Self-driving cars, trucks and even motorcycles, are coming faster than we think, but experts have assured riders there is nothing to fear.
In fact, BMW Motorrad spokesman Karl Viktor Schaller says they will make riding safer because autonomous vehicles (AVs) will be virtually crashproof.
His announcement comes in a week that BMW Motorrad announced their vision of the future for motorcycles with the Vision Next 100 concept.
The bike would not only balance itself but include so many interventionist electronic safety aids they say a helmet and protective clothing would not be necessary.
The announcement also comes in the same week as the 23rd Intelligent Transport Systems World Congress in Melbourne.
ITS expert Kim Thomas of Aurecon told the congress Australia would gradually introduce AVs in coming years.
Car companies such as GM and Tesla believe half their fleet will be autonomous within the next eight years.
Fully autonomous fleet
Kim told the 7000 delegates from 60 countries that Australia would have a “full autonomous fleet by around 2050”.
“Improved safety levels and efficiency on our road network are what excite me about our autonomous future,” she says.
“Through the clever use of cooperative technologies and with the lack of incidents from human error, our road networks will be safer, better managed and less congested than ever before.”
Federal Chamber of Automotive Industries president and Toyota Australia boss Dave Buttner extolled the virtues of AVS.
“A fully managed and integrated road and vehicle network will reduce congestion and get us to our destinations faster, reduce risks, drop our stress levels and increase our productivity,” he says.
“The brave new world of efficient transportation beckons.”
Karl agrees: “When robots are at the wheel, far fewer bikers will die on the road, which won’t be lost on all those people who pine for a motorcycle but have always been too scared to buy one,” he says.
“It would mean a dramatic enhancement in safety for the motorbike and it would guarantee a wider user group.”
He says cars traveling in the same direction as a motorcycle often don’t notice the bike overtaking.
“Cars making a turn while coming from the opposite direction either fail to see the oncoming bike, or misjudge its speed,” he says.
“Robot cars, in theory, won’t make either of these mistakes.
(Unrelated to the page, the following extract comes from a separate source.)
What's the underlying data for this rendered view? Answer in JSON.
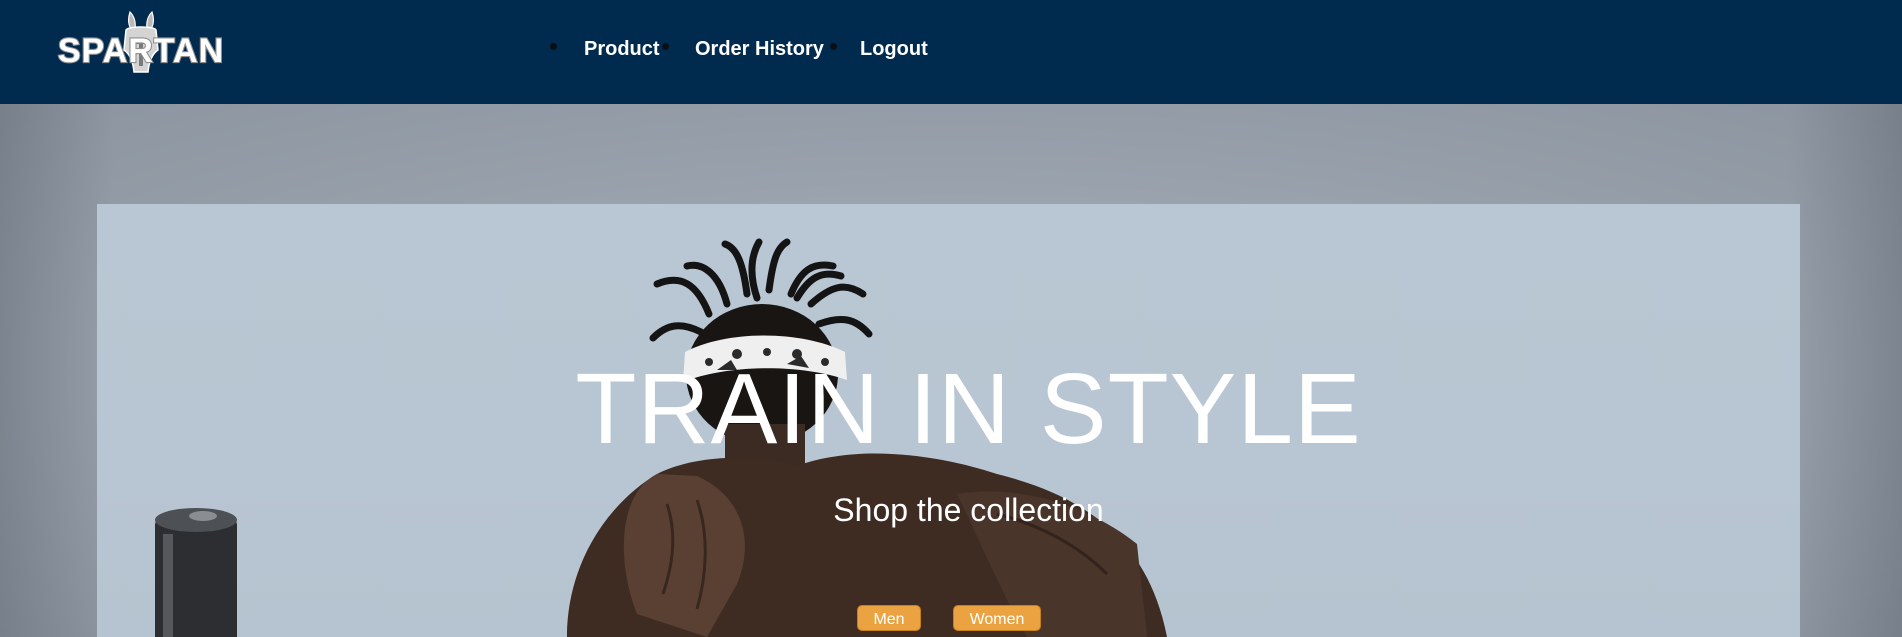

At first, they will be able to “see” the motorcycle with sensors or radar and either alert the driver or actively prevent the vehicle from cutting off the bike.”
Motorcycles that talk
But that’s just the beginning, he says.
Karl sees a future where motorcycles will “talk” to all vehicles on the road. They will constantly remind them where they are, where they are heading, and at what speed.
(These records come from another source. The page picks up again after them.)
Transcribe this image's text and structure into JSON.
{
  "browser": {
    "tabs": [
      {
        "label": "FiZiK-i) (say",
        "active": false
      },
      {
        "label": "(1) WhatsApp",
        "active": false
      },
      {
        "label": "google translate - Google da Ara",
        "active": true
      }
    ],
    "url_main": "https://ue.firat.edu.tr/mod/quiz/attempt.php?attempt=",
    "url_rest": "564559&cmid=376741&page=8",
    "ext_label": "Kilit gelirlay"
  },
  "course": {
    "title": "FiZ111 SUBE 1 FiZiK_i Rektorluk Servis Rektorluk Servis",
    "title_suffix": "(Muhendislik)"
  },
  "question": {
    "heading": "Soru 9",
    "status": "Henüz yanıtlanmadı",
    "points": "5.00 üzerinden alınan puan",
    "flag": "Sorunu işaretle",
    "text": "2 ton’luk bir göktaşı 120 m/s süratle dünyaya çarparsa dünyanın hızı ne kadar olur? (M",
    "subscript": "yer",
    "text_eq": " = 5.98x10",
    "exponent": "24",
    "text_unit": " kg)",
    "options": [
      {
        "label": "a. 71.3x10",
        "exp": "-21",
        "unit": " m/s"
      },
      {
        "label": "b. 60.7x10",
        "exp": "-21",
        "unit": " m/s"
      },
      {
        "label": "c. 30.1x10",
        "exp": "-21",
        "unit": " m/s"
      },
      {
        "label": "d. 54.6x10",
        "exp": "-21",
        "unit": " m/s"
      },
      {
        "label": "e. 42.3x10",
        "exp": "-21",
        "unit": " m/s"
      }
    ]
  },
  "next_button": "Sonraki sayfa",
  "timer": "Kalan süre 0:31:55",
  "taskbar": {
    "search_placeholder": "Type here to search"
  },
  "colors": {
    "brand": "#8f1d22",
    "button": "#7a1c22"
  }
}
“We can use that to build an electronic safety cage around a motorbike,” Karl says said.
Boston Consulting Group senior partner Xavier Mosquet believes this increased perception of safety will increase motorcycles sales.
“Once every aspiring biker realises that the driver next to him isn’t an existential threat, sales will climb in some places,” he says.
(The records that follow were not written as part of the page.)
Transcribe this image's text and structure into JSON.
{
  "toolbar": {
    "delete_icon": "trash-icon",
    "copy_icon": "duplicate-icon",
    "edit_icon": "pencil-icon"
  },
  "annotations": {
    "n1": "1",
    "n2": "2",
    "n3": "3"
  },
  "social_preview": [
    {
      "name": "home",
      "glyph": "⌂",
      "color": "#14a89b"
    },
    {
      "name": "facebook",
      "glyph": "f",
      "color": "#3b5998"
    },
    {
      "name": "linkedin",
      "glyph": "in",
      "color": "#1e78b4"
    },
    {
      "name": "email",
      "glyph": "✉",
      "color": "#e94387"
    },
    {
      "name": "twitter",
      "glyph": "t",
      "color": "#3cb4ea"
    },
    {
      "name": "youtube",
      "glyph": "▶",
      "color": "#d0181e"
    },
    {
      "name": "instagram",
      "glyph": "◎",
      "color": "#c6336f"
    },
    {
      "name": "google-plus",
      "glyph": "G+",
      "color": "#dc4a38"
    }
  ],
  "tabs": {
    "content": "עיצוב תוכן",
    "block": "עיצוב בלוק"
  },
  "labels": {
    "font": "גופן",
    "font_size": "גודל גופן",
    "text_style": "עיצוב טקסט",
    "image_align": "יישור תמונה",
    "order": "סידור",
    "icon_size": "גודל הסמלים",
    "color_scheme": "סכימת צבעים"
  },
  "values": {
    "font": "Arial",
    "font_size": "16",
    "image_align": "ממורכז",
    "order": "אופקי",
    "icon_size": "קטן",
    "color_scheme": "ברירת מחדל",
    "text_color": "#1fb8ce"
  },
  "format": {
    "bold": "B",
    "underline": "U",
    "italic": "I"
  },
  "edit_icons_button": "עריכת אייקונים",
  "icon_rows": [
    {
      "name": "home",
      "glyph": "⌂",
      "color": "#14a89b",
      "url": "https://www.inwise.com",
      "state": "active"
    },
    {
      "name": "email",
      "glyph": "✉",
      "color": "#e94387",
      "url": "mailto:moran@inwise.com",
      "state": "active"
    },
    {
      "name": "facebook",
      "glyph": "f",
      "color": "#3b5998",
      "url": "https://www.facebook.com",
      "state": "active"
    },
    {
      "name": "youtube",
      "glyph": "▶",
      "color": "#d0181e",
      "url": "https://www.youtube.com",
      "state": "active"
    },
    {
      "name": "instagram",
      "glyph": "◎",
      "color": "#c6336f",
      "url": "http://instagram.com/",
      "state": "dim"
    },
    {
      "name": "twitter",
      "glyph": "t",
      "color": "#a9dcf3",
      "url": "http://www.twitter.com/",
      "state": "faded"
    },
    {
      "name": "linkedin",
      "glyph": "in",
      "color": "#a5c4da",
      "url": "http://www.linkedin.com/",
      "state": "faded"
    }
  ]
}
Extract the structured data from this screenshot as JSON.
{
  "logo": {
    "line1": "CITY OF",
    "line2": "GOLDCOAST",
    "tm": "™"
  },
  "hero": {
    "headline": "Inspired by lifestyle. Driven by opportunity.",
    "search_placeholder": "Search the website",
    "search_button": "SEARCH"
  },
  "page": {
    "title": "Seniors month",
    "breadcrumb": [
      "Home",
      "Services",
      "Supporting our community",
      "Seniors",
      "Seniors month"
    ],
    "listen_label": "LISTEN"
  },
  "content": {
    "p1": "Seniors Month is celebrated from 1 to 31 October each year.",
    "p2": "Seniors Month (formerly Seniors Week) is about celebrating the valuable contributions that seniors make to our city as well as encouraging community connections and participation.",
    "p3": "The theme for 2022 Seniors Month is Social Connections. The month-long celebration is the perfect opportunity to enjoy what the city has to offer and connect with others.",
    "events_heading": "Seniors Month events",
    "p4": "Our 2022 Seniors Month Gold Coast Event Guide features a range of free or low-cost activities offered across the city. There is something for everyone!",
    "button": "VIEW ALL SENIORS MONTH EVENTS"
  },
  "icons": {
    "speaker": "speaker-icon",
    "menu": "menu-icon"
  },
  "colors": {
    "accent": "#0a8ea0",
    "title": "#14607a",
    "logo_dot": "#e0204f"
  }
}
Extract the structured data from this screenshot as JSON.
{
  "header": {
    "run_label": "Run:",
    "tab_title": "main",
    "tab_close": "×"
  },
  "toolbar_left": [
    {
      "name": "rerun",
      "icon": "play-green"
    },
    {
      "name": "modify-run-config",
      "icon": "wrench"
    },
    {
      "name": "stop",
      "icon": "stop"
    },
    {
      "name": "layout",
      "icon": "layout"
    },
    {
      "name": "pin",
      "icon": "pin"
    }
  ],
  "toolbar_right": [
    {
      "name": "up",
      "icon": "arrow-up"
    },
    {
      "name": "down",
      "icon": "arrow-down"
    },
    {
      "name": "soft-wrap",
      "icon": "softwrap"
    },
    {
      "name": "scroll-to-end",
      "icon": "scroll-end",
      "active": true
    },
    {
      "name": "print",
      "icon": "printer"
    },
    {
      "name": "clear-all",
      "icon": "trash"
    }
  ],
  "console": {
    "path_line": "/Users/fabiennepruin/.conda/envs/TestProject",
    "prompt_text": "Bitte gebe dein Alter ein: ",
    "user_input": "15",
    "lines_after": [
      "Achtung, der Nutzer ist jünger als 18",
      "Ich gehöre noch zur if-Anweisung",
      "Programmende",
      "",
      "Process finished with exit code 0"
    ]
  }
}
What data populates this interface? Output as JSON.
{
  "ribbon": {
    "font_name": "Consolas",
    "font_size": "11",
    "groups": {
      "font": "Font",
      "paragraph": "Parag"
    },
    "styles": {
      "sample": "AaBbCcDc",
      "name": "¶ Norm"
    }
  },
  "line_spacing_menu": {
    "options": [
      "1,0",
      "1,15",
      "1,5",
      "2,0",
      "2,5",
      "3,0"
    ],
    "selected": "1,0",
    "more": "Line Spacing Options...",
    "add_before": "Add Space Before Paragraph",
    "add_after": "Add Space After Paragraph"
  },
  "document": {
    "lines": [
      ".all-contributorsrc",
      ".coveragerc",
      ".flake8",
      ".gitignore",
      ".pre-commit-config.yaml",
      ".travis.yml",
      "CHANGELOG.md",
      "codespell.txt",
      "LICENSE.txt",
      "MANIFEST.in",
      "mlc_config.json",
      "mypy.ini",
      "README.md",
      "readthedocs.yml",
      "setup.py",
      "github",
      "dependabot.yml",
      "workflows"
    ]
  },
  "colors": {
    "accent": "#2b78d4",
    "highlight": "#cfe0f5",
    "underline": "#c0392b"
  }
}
Self-riding motorcycles like BMW’s concept are also not far off.
Yamaha and Kawasaki are already developing self-riding and artificial intelligence technology.
However, Yamaha says self-riding motorcycles will be about a decade behind self-driving cars.
In the meantime, technology that warns riders or intervenes if we make bad decisions is coming much sooner.
The concern is that governments will decide these should be mandatory and take out all the fun of riding.
Karl disagrees: “The trade-off for (self-driving) cars getting safer is that it may make riding in them dull. But biking will be safer while remaining fun,” he says.
“Driving a motorcycle will be, well, driving. Riding in a car will largely be about checking e-mail and catching up on Game of Thrones.
“We are not about going from A to B. Motorbikes are about going from A to A. Our business is pleasure.”